Car Stéphane Bouthiaux comme Martin Fourcade insistent : pour briller lors des Jeux en février, il est impératif de "performer" aussi sur les manches de Coupe du monde. "Si on veut être champion olympique, le passage obligé, ce sont les podiums en Coupe du monde. C'est un sport où il faut emmagasiner de la confiance. Et nous, avec la spécificité du tir, c'est la confiance qui est l'élément le plus déterminant pour aller performer." De la confiance, Martin Fourcade va avoir besoin d'en emmagasiner un petit peu.
Après une fin de préparation estivale contrariée, il s'est rassuré lors des sélections norvégiennes à la mi-novembre mais sa performance très moyenne au tir lors du relais mixte simple le week-end dernier a montré que rien n'était jamais acquis en biathlon.

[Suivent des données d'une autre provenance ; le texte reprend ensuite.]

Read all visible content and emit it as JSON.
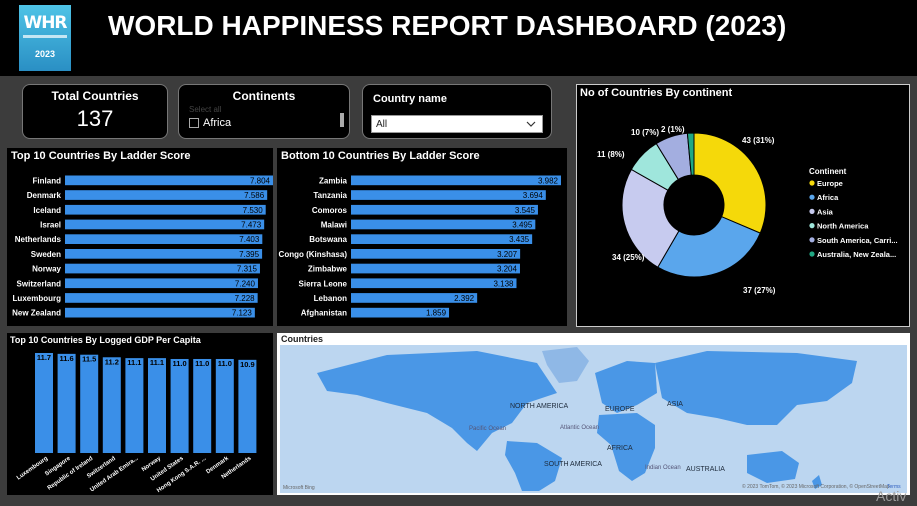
{
  "header": {
    "title": "WORLD HAPPINESS REPORT DASHBOARD (2023)",
    "logo_text": "WHR",
    "logo_year": "2023"
  },
  "kpi": {
    "label": "Total Countries",
    "value": "137"
  },
  "continents_slicer": {
    "label": "Continents",
    "hint": "Select all",
    "items": [
      "Africa"
    ]
  },
  "country_slicer": {
    "label": "Country name",
    "selected": "All"
  },
  "colors": {
    "bar": "#3a8fe8",
    "europe": "#f5d90a",
    "africa": "#5aa6ec",
    "asia": "#c7cbef",
    "north_america": "#9fe6dc",
    "south_america": "#a3aee0",
    "australia": "#20a883"
  },
  "chart_data": [
    {
      "type": "bar",
      "orientation": "horizontal",
      "title": "Top 10 Countries By Ladder Score",
      "categories": [
        "Finland",
        "Denmark",
        "Iceland",
        "Israel",
        "Netherlands",
        "Sweden",
        "Norway",
        "Switzerland",
        "Luxembourg",
        "New Zealand"
      ],
      "values": [
        7.804,
        7.586,
        7.53,
        7.473,
        7.403,
        7.395,
        7.315,
        7.24,
        7.228,
        7.123
      ],
      "labels": [
        "7.804",
        "7.586",
        "7.530",
        "7.473",
        "7.403",
        "7.395",
        "7.315",
        "7.240",
        "7.228",
        "7.123"
      ],
      "xlim": [
        0,
        7.804
      ]
    },
    {
      "type": "bar",
      "orientation": "horizontal",
      "title": "Bottom 10 Countries By Ladder Score",
      "categories": [
        "Zambia",
        "Tanzania",
        "Comoros",
        "Malawi",
        "Botswana",
        "Congo (Kinshasa)",
        "Zimbabwe",
        "Sierra Leone",
        "Lebanon",
        "Afghanistan"
      ],
      "values": [
        3.982,
        3.694,
        3.545,
        3.495,
        3.435,
        3.207,
        3.204,
        3.138,
        2.392,
        1.859
      ],
      "labels": [
        "3.982",
        "3.694",
        "3.545",
        "3.495",
        "3.435",
        "3.207",
        "3.204",
        "3.138",
        "2.392",
        "1.859"
      ],
      "xlim": [
        0,
        3.982
      ]
    },
    {
      "type": "pie",
      "variant": "donut",
      "title": "No of Countries By continent",
      "legend_title": "Continent",
      "legend_position": "right",
      "categories": [
        "Europe",
        "Africa",
        "Asia",
        "North America",
        "South America, Carri...",
        "Australia, New Zeala..."
      ],
      "values": [
        43,
        37,
        34,
        11,
        10,
        2
      ],
      "labels": [
        "43 (31%)",
        "37 (27%)",
        "34 (25%)",
        "11 (8%)",
        "10 (7%)",
        "2 (1%)"
      ]
    },
    {
      "type": "bar",
      "orientation": "vertical",
      "title": "Top 10 Countries By Logged GDP Per Capita",
      "categories": [
        "Luxembourg",
        "Singapore",
        "Republic of Ireland",
        "Switzerland",
        "United Arab Emira...",
        "Norway",
        "United States",
        "Hong Kong S.A.R. ...",
        "Denmark",
        "Netherlands"
      ],
      "values": [
        11.7,
        11.6,
        11.5,
        11.2,
        11.1,
        11.1,
        11.0,
        11.0,
        11.0,
        10.9
      ],
      "labels": [
        "11.7",
        "11.6",
        "11.5",
        "11.2",
        "11.1",
        "11.1",
        "11.0",
        "11.0",
        "11.0",
        "10.9"
      ],
      "ylim": [
        0,
        11.7
      ]
    }
  ],
  "map": {
    "title": "Countries",
    "labels": {
      "north_america": "NORTH AMERICA",
      "europe": "EUROPE",
      "asia": "ASIA",
      "africa": "AFRICA",
      "south_america": "SOUTH AMERICA",
      "australia": "AUSTRALIA",
      "pacific": "Pacific Ocean",
      "atlantic": "Atlantic Ocean",
      "indian": "Indian Ocean"
    },
    "attribution": "© 2023 TomTom, © 2023 Microsoft Corporation, © OpenStreetMap",
    "terms": "Terms",
    "brand": "Microsoft Bing"
  },
  "watermark": "Activ"
}
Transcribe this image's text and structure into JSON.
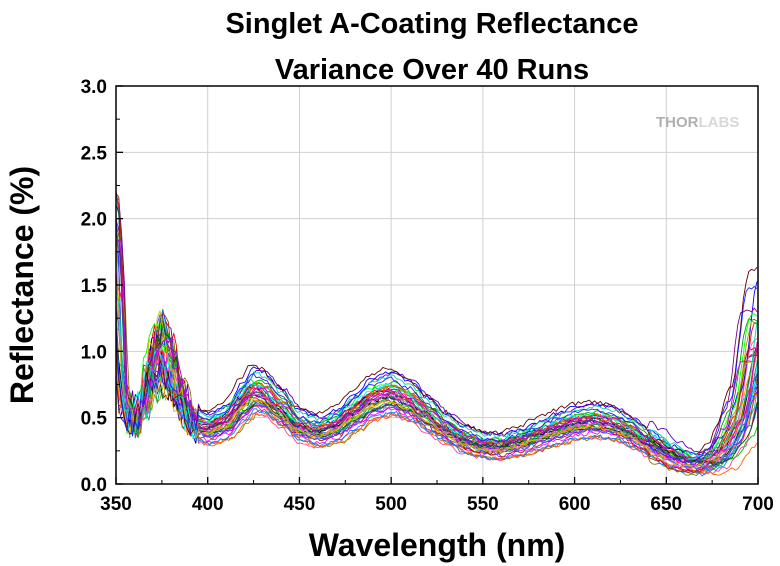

"Je suis plutôt content de ce que j'ai fait en terme de travail mais j'ai vraiment besoin des premières courses de la saison pour savoir où j'en suis, pour arriver à me rassurer", insiste Fourcade. "C'est bien beau de savoir qu'on a bien travaillé dans son coin, j'ai besoin de voir concrètement que ce travail a payé pour avoir de la confiance." Les premiers éléments de réponse vont arriver très vite car trois épreuves sont au programme de Martin Fourcade à Östersund : l'individuelle jeudi, le sprint samedi et la poursuite dimanche.
Et en plus, il portera le drapeau… Pour Martin Fourcade, les Jeux olympiques de Pyeongchang commenceront vraiment deux jours avant son entrée en lice lors du sprint le 10 février. Le biathlète français a en effet été choisi pour être le porte-drapeau de la délégation tricolore lors de la cérémonie d'ouverture, qui aura lieu le 8 février. "J'ai accepté cela en mon âme et conscience", souligne-t-il. "Si je m'en étais senti incapable, j'aurais dit non. En plus, je pense que ça peut être un avantage. Il y a quatre ans à Sotchi, j'avais mal commencé la compétition (il avait terminé 6ème du sprint avant de gagner la poursuite et l'individuelle et de terminer 2ème de la mass start ensuite, ndlr), j'étais tendu. Je me dis que lancer mes Jeux de manière émotionnelle avant la compétition, c'est aussi une façon de rentrer dedans et de ne pas arriver devant la ligne de départ en me disant : 'Mes Jeux commencent maintenant'."